We Jus a Seh: Students Need Answers
Being shut in all day and all night might have you confused, so here’s your reality check: it’s late April. The novel CoronaVirus (COVID-19) continues to ravage the world, with a daily increase in positive cases in Jamaica but an apparent slowing of the spread in other Caribbean countries.
With Ministry of Health and Wellness campaigns about mental health and the stigma surrounding mental illness in prime advertising slots during the nation’s nightly newscasts, one might be lead to believe that we now live in a progressive nation that prioritises full wellness and total health. Isn’t it, then, just totally bananas, bonkers, bizarre that so little has been decided and disseminated regarding examinations and the end of the 2019/2020 school year?
In all the rush to get groceries, to shut ourselves inside and to secure masks and hand sanitizer this important issue should not be forgotten or overlooked. Students matter too. We matter too.
As the nation looks into the abyss of a continued uptick in cases and possibly longer, extended lockdowns, or alternately, looks with hope to a decrease in COVID-19 cases as we seek to flatten the curve, the ‘normal’ this nation knew prior to March 2020 has slipped through our fingers. Fear, panic and stress are rife, and so are their effects. The old ‘normal’ is no longer available and we continue to recognise almost daily that we can’t (and perhaps shouldn’t) return to it as soon as we’d like, no matter how much we say it or pray it.
We need answers.
Across the nation, thousands and thousands of students were expected to graduate, achieve educational milestones, matriculate to different levels of education and matriculate to different institutions this year. Summer 2020 was about to be lit with graduations, parties, festivities, beach runs and road trips….and now just like that gathering with more than ten friends is wildly unsafe and can get you in a lot of legal trouble. And just like that exams are postponed or up in the air and even asking about graduation plans is taboo.
Sure, adults (breadwinners or not) have a lot on their plates right now, but adults aren’t the only ones that are stressed. As children and teens we are completely dependent on the adults around us, which, arguably can be stressful in its own right. If mummy doesn’t get any bread at the store we have no bread. If daddy gets dismissed from his job or comes home yet another day with no money earned, it affects us too. We can see and feel the frustration of our guardians and can do precious little to ease it or fix the problem. As we prepare to return to online classes or our distance learning programmes on April 22, we continue to have homework and daily tasks to complete for school all while hearing of loved ones at home and abroad becoming sick and struggling to obtain food and necessary medication. It all takes a toll, only further compounded by not knowing.
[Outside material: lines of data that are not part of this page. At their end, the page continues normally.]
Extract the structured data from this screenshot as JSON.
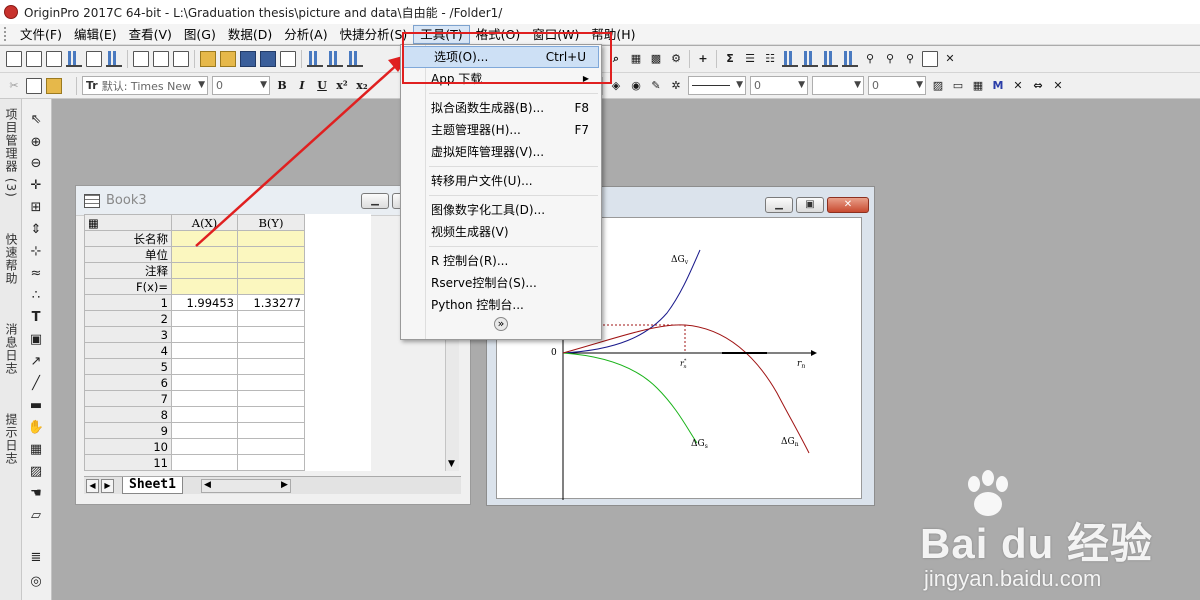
{
  "window": {
    "title": "OriginPro 2017C 64-bit - L:\\Graduation thesis\\picture and data\\自由能 - /Folder1/"
  },
  "menubar": {
    "items": [
      "文件(F)",
      "编辑(E)",
      "查看(V)",
      "图(G)",
      "数据(D)",
      "分析(A)",
      "快捷分析(S)",
      "工具(T)",
      "格式(O)",
      "窗口(W)",
      "帮助(H)"
    ],
    "active_index": 7
  },
  "format_toolbar": {
    "font_label": "默认: Times New",
    "font_size": "0",
    "bold": "B",
    "italic": "I",
    "underline": "U",
    "superscript": "x²",
    "subscript": "x₂",
    "line_width": "0",
    "line_width_2": "0"
  },
  "left_panel": {
    "tabs": [
      "项目管理器 (3)",
      "快速帮助",
      "消息日志",
      "提示日志"
    ]
  },
  "workbook": {
    "title": "Book3",
    "columns": [
      "A(X)",
      "B(Y)"
    ],
    "header_rows": [
      "长名称",
      "单位",
      "注释",
      "F(x)="
    ],
    "data_rows": [
      {
        "n": "1",
        "a": "1.99453",
        "b": "1.33277"
      },
      {
        "n": "2",
        "a": "",
        "b": ""
      },
      {
        "n": "3",
        "a": "",
        "b": ""
      },
      {
        "n": "4",
        "a": "",
        "b": ""
      },
      {
        "n": "5",
        "a": "",
        "b": ""
      },
      {
        "n": "6",
        "a": "",
        "b": ""
      },
      {
        "n": "7",
        "a": "",
        "b": ""
      },
      {
        "n": "8",
        "a": "",
        "b": ""
      },
      {
        "n": "9",
        "a": "",
        "b": ""
      },
      {
        "n": "10",
        "a": "",
        "b": ""
      },
      {
        "n": "11",
        "a": "",
        "b": ""
      }
    ],
    "sheet_tab": "Sheet1"
  },
  "graph": {
    "zero_label": "0",
    "curve_top": "ΔG",
    "curve_top_sub": "v",
    "curve_green": "ΔG",
    "curve_green_sub": "s",
    "curve_red": "ΔG",
    "curve_red_sub": "n",
    "axis_r": "r",
    "axis_r_sub": "n",
    "crit_r": "r",
    "crit_r_sub": "n",
    "crit_r_sup": "*"
  },
  "tools_menu": {
    "items": [
      {
        "label": "选项(O)...",
        "shortcut": "Ctrl+U",
        "highlight": true
      },
      {
        "label": "App 下载",
        "shortcut": "",
        "submenu": true
      },
      {
        "separator": true
      },
      {
        "label": "拟合函数生成器(B)...",
        "shortcut": "F8"
      },
      {
        "label": "主题管理器(H)...",
        "shortcut": "F7"
      },
      {
        "label": "虚拟矩阵管理器(V)...",
        "shortcut": ""
      },
      {
        "separator": true
      },
      {
        "label": "转移用户文件(U)...",
        "shortcut": ""
      },
      {
        "separator": true
      },
      {
        "label": "图像数字化工具(D)...",
        "shortcut": ""
      },
      {
        "label": "视频生成器(V)",
        "shortcut": ""
      },
      {
        "separator": true
      },
      {
        "label": "R 控制台(R)...",
        "shortcut": ""
      },
      {
        "label": "Rserve控制台(S)...",
        "shortcut": ""
      },
      {
        "label": "Python 控制台...",
        "shortcut": ""
      }
    ],
    "more_glyph": "»"
  },
  "watermark": {
    "brand": "Bai du 经验",
    "url": "jingyan.baidu.com"
  },
  "colors": {
    "annotation_red": "#e02020",
    "curve_blue": "#1a1a8c",
    "curve_green": "#1ab31a",
    "curve_red": "#a01414",
    "highlight": "#cde0f5"
  },
  "icons": {
    "select_tool": "arrow-pointer",
    "zoom_in": "magnifier-plus",
    "text_tool": "T",
    "line_tool": "line"
  }
}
We need reasonable decisions to be made regarding the end of this school year and the format of testing to be employed, and we need to know what those decisions are. We suggest that the format for testing our grasp of the year’s learning material takes into consideration this unprecedented era of disease, death and uncertainty, as well as the fact that for many learning has been disrupted since the closure of schools.
At key levels of education – PEP, CAPE and CSEC – there are projects, IAs and SBAs. Much like CXC’s plan for CSEC and CAPE, we believe that the scores obtained from assessments and projects already completed this school year can and should be used in place of traditional pen-and-paper, you-have-five-minutes-remaining-exams. In the case of the Primary Exit Profile, some exams over the course of the 2018/2019 school year and the 2019/2020 school year have already been conducted, and it may be satisfactory to use those scores to determine matriculation and secondary school placement, rather than pretend that pen-and-paper exams are still a viable option this year, let alone any time before September.
Online timed, multiple choice and short answer exams may also be a possibility worth exploring at any level of education, but the digital divide must be carefully considered and students who have had their learning disrupted because of poor or non-connectivity should not be disadvantaged, greatly inconvenienced or punished for such. And in the case of non-exit exams, there’s always the possibility of awarding every student a pass and allowing them to move on…..
Whatever is decided, it’s April. April comes before May which comes before June. We need a decision.